L'Ugap considère avoir une nouvelle carte à jouer dans ce domaine, c'est pourquoi nous avons mis en place un pôle dédié à l'innovation depuis septembre 2014. Rappelons qu'en 2012, le Premier ministre Jean-Marc Ayrault avait fixé un objectif pour 2020 : que 2% du volume de la commande publique de l'Etat, de ses opérateurs et des hôpitaux soit consacré aux achats innovants. L'Ugap aura atteint cet objectif dès cette année. Concrètement, aujourd'hui, un euro sur cinq revient aux petites structures pour les achats standardisés alors qu'en termes d'achats d'innovants, c'est plus d'un euro sur deux. Pour favoriser l'accès des TPE/PME à la commande publique, il ne faut pas mettre en avant leur statut (d'ailleurs interdit par le droit) mais bien leur activité, leur valeur ajoutée, et notamment l'innovation. La seule difficulté réside dans l'absence de label dans ce secteur, il nous faut donc entreprendre un large travail de qualification de ces offres.
En termes d'efficience économique, pensez-vous que l'insertion de critères environnementaux va favoriser l'accès des TPE/PME à la commande publique ?
Cette question a fait l'objet d'un débat avec les sénateurs. Selon moi, il y a beaucoup de "fausses bonnes idées" autour de l'accès des petites structures à la commande publique. Pour exemple, concernant le critère du bilan carbone, on se rend finalement compte que les grandes entreprises sont les seules à pouvoir fournir ce type d'informations qui reposent sur des audits complexes et très coûteux. Les objectifs doivent rester clairs : soit on fait de la commande publique un unique instrument de rationalisation de la dépense publique, soit on en fait un véritable outil au service des politiques publiques - insertion sociale, environnement, innovation, etc. Si l'on choisit la seconde option, une difficulté apparaît : celle de faire porter cette orientation par les 120.000 pouvoirs adjudicateurs français. Pour pallier ce problème, il faut nécessairement recourir à la mutualisation, que ce soit au niveau national ou régional. On ne peut pas demander à ces 120.000 pouvoirs adjudicateurs d'avoir une réelle expertise d'achats, c'est pourquoi, dans un souci d'efficacité, il faut progressivement s'orienter vers des entités d'achats mutualisées qui développent une véritable professionnalisation du métier d'acheteur.

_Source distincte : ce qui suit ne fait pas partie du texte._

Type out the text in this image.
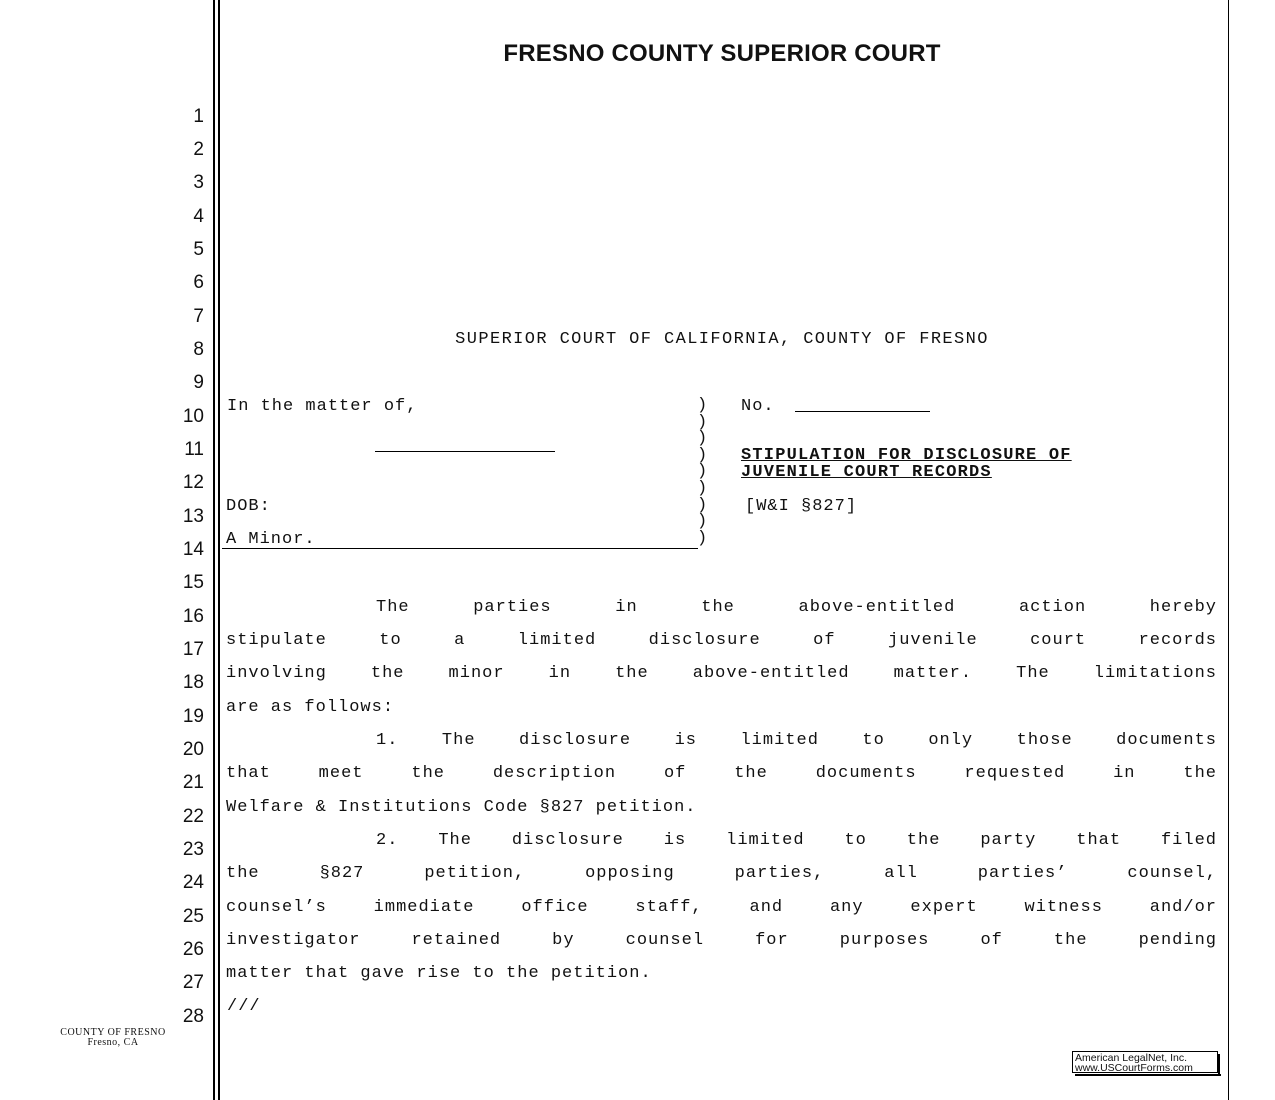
FRESNO COUNTY SUPERIOR COURT
1
2
3
4
5
6
7
8
9
10
11
12
13
14
15
16
17
18
19
20
21
22
23
24
25
26
27
28
COUNTY OF FRESNO
Fresno, CA
SUPERIOR COURT OF CALIFORNIA, COUNTY OF FRESNO
In the matter of,
DOB:
A Minor.
)
)
)
)
)
)
)
)
)
No.
STIPULATION FOR DISCLOSURE OF
JUVENILE COURT RECORDS
[W&I §827]
The parties in the above-entitled action hereby
stipulate to a limited disclosure of juvenile court records
involving the minor in the above-entitled matter. The limitations
are as follows:
1. The disclosure is limited to only those documents
that meet the description of the documents requested in the
Welfare & Institutions Code §827 petition.
2. The disclosure is limited to the party that filed
the §827 petition, opposing parties, all parties’ counsel,
counsel’s immediate office staff, and any expert witness and/or
investigator retained by counsel for purposes of the pending
matter that gave rise to the petition.
///
American LegalNet, Inc.
www.USCourtForms.com
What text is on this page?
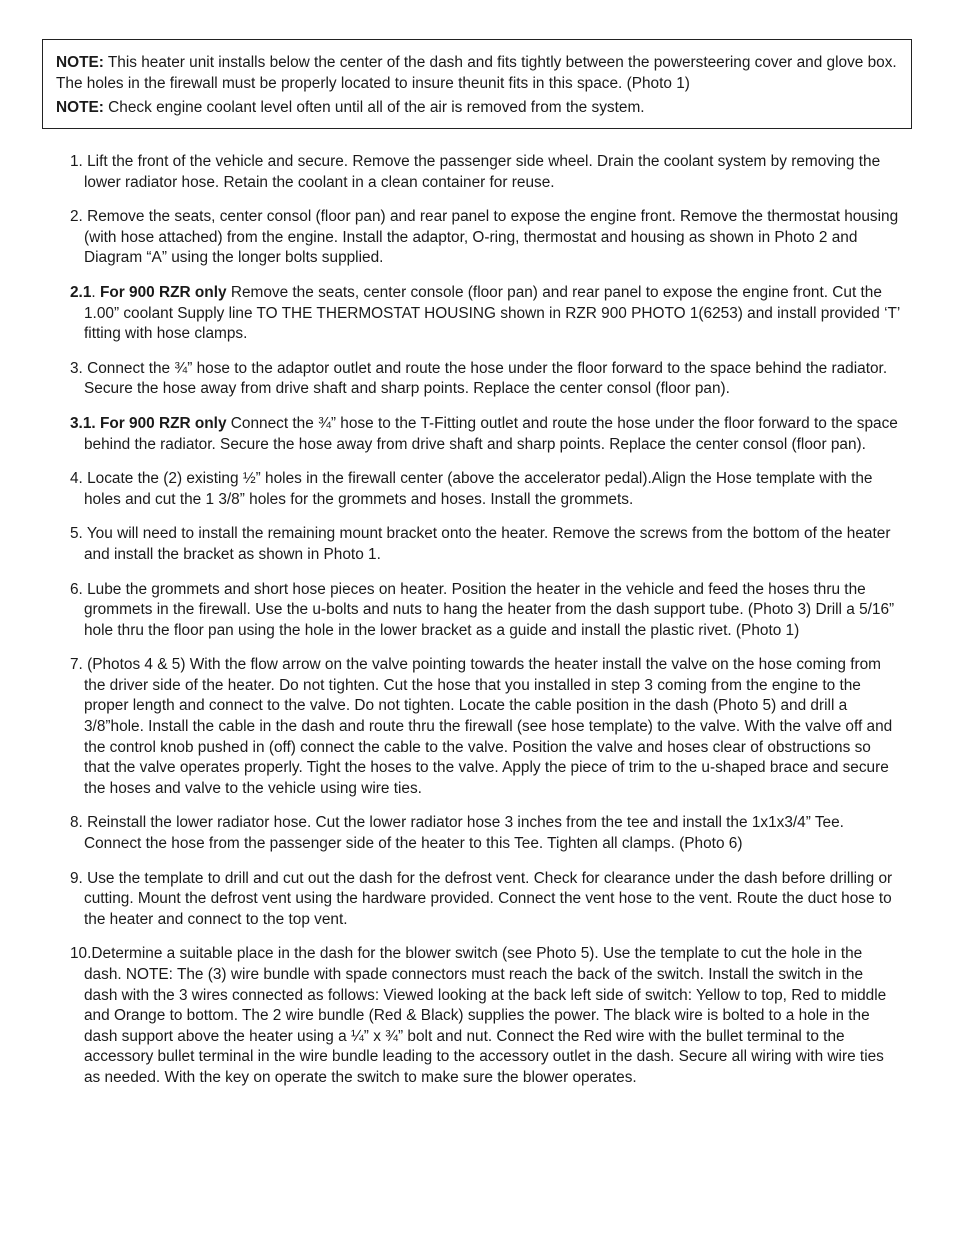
NOTE: This heater unit installs below the center of the dash and fits tightly between the powersteering cover and glove box. The holes in the firewall must be properly located to insure theunit fits in this space. (Photo 1)

NOTE: Check engine coolant level often until all of the air is removed from the system.

1. Lift the front of the vehicle and secure. Remove the passenger side wheel. Drain the coolant system by removing the lower radiator hose. Retain the coolant in a clean container for reuse.

2. Remove the seats, center consol (floor pan) and rear panel to expose the engine front. Remove the thermostat housing (with hose attached) from the engine. Install the adaptor, O-ring, thermostat and housing as shown in Photo 2 and Diagram “A” using the longer bolts supplied.

2.1. For 900 RZR only Remove the seats, center console (floor pan) and rear panel to expose the engine front. Cut the 1.00” coolant Supply line TO THE THERMOSTAT HOUSING shown in RZR 900 PHOTO 1(6253) and install provided ‘T’ fitting with hose clamps.

3. Connect the ¾” hose to the adaptor outlet and route the hose under the floor forward to the space behind the radiator. Secure the hose away from drive shaft and sharp points. Replace the center consol (floor pan).

3.1. For 900 RZR only Connect the ¾” hose to the T-Fitting outlet and route the hose under the floor forward to the space behind the radiator. Secure the hose away from drive shaft and sharp points. Replace the center consol (floor pan).

4. Locate the (2) existing ½” holes in the firewall center (above the accelerator pedal).Align the Hose template with the holes and cut the 1 3/8” holes for the grommets and hoses. Install the grommets.

5. You will need to install the remaining mount bracket onto the heater. Remove the screws from the bottom of the heater and install the bracket as shown in Photo 1.

6. Lube the grommets and short hose pieces on heater. Position the heater in the vehicle and feed the hoses thru the grommets in the firewall. Use the u-bolts and nuts to hang the heater from the dash support tube. (Photo 3) Drill a 5/16” hole thru the floor pan using the hole in the lower bracket as a guide and install the plastic rivet. (Photo 1)

7. (Photos 4 & 5) With the flow arrow on the valve pointing towards the heater install the valve on the hose coming from the driver side of the heater. Do not tighten. Cut the hose that you installed in step 3 coming from the engine to the proper length and connect to the valve. Do not tighten. Locate the cable position in the dash (Photo 5) and drill a 3/8”hole. Install the cable in the dash and route thru the firewall (see hose template) to the valve. With the valve off and the control knob pushed in (off) connect the cable to the valve. Position the valve and hoses clear of obstructions so that the valve operates properly. Tight the hoses to the valve. Apply the piece of trim to the u-shaped brace and secure the hoses and valve to the vehicle using wire ties.

8. Reinstall the lower radiator hose. Cut the lower radiator hose 3 inches from the tee and install the 1x1x3/4” Tee. Connect the hose from the passenger side of the heater to this Tee. Tighten all clamps. (Photo 6)

9. Use the template to drill and cut out the dash for the defrost vent. Check for clearance under the dash before drilling or cutting. Mount the defrost vent using the hardware provided. Connect the vent hose to the vent. Route the duct hose to the heater and connect to the top vent.

10.Determine a suitable place in the dash for the blower switch (see Photo 5). Use the template to cut the hole in the dash. NOTE: The (3) wire bundle with spade connectors must reach the back of the switch. Install the switch in the dash with the 3 wires connected as follows: Viewed looking at the back left side of switch: Yellow to top, Red to middle and Orange to bottom. The 2 wire bundle (Red & Black) supplies the power. The black wire is bolted to a hole in the dash support above the heater using a ¼” x ¾” bolt and nut. Connect the Red wire with the bullet terminal to the accessory bullet terminal in the wire bundle leading to the accessory outlet in the dash. Secure all wiring with wire ties as needed. With the key on operate the switch to make sure the blower operates.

L'Ugap ne craint-elle pas le développement de structures de mutualisation concurrentes ?
Non, au contraire. De nombreux groupements de commandes sont apparus, de nombreuses centrales d'achats régionales se sont mises en places ces derniers mois, mais cela n'empêche pas la progression de l'Ugap. En effet, l'Ugap signe des accords de partenariat avec ces entités afin de les encourager à utiliser elles-mêmes nos services pour simplifier leurs commandes. C'est une reconnaissance de la mutualisation et l'accélération du processus souhaitable de professionnalisation, seule garante de performance.